Let $\mathfrak{C}$ be the monster model of some theory $T$, let $E$ be a bounded invariant (over the empty set) equivalence relation on $\mathfrak{C}$ and let $\mathcal{M}\preccurlyeq \mathfrak{C}$ be any small elementary submodel. I want to prove that if two elements $a,b\in \mathfrak{C}$ have the same type over $\mathcal{M}$ then they are $E$ related.
What I have tried: There exists $\sigma\in Aut(\mathfrak{C}/\mathcal{M})$ such that $\sigma(a)=b$. If I can find $m\in \mathcal{M}$ such that $aEm$ then applying $\sigma$ we get $\sigma(a)Em$ and we are done. But I am not sure if I can find such an element $m$ for any arbitrary $a\in\mathfrak{C}$.
The usual strategy is to first prove the following lemma.
Lemma: Let $E$ be a bounded invariant equivalence relation. If $I = (a_i)_{i\in \omega}$ is an indiscernible sequence, then $a_0E a_1$.
Proof: Suppose for contradiction that $a_0\not E a_1$. For any cardinal $\kappa$, we can extend the sequence $I$ to an indiscernible sequence of length $\kappa$. By invariance of $E$, no pair from the sequence is $E$-equivalent. This shows that $E$ has at least $\kappa$-many equivalence classes, contradicting boundedness of $E$.

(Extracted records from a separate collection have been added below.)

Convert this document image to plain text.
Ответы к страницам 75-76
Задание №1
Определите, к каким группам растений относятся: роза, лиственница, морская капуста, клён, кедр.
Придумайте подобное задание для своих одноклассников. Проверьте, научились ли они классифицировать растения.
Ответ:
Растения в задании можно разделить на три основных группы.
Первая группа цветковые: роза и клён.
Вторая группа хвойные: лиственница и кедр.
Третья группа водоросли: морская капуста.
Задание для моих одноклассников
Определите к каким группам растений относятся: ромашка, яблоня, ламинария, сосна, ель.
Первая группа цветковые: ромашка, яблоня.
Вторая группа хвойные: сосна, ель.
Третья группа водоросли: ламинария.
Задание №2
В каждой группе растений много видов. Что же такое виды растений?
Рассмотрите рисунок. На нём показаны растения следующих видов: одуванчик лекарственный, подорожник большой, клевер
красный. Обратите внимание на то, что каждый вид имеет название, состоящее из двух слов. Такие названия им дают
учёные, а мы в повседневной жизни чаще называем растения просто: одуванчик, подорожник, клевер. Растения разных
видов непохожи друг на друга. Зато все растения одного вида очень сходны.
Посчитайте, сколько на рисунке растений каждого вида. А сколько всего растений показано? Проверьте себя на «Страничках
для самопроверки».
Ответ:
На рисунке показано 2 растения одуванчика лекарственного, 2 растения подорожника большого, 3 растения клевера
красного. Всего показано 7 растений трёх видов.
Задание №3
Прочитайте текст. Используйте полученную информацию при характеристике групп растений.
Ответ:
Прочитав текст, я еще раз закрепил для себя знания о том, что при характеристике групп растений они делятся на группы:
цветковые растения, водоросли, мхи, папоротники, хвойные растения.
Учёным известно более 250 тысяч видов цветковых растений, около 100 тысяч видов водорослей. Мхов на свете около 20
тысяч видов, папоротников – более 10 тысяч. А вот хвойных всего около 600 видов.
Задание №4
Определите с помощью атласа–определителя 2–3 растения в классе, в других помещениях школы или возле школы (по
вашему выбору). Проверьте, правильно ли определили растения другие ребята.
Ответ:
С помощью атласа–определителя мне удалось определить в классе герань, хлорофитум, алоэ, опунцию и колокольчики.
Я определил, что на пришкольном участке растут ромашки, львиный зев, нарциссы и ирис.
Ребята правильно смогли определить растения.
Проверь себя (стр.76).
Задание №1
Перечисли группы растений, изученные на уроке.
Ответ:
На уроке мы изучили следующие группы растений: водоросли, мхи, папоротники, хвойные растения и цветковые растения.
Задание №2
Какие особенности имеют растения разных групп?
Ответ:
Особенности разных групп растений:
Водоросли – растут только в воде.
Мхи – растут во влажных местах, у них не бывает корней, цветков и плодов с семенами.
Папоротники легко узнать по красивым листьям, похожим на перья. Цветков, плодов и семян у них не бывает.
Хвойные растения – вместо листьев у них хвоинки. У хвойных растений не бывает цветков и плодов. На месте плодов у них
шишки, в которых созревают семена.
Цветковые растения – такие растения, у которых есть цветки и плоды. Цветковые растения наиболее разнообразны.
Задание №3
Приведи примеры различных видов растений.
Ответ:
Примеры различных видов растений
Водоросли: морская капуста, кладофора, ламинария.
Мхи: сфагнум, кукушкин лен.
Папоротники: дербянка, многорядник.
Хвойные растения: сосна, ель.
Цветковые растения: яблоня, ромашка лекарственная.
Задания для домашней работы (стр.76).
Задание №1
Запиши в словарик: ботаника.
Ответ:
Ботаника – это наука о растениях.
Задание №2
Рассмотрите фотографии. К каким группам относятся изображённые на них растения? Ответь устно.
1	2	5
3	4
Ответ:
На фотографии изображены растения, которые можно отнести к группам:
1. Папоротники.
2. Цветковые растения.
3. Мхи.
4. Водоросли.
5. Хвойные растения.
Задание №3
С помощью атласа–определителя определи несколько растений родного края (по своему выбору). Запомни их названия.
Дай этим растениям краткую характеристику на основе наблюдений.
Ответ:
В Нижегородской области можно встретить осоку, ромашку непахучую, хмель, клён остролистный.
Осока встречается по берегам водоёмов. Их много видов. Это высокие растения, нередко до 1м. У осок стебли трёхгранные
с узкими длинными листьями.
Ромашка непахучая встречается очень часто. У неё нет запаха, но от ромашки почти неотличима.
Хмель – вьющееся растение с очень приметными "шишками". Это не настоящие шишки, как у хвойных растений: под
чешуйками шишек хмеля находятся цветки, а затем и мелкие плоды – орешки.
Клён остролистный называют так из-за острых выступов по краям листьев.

Ok, now suppose $M$ is a small model and $\text{tp}(a/M) = \text{tp}(b/M)$. Call this type $p(x)$. Let $p'(x)\in S(\mathfrak{C})$ be a global $M$-invariant extension of $p$, and let $(c_i)_{i\in \omega}$ be Morley sequence in $p'$ over $Mab$. Since $\text{tp}(a/M) = \text{tp}(b/M) = p'|_M$, the sequences $a,c_0,c_1,\dots$ and $b,c_0,c_1,\dots$ are both Morley sequences in $p'$ over $M$. In particular, they are both indiscernible. So by the fact above, $aEc_0$ and $bEc_0$, and hence $aEb$.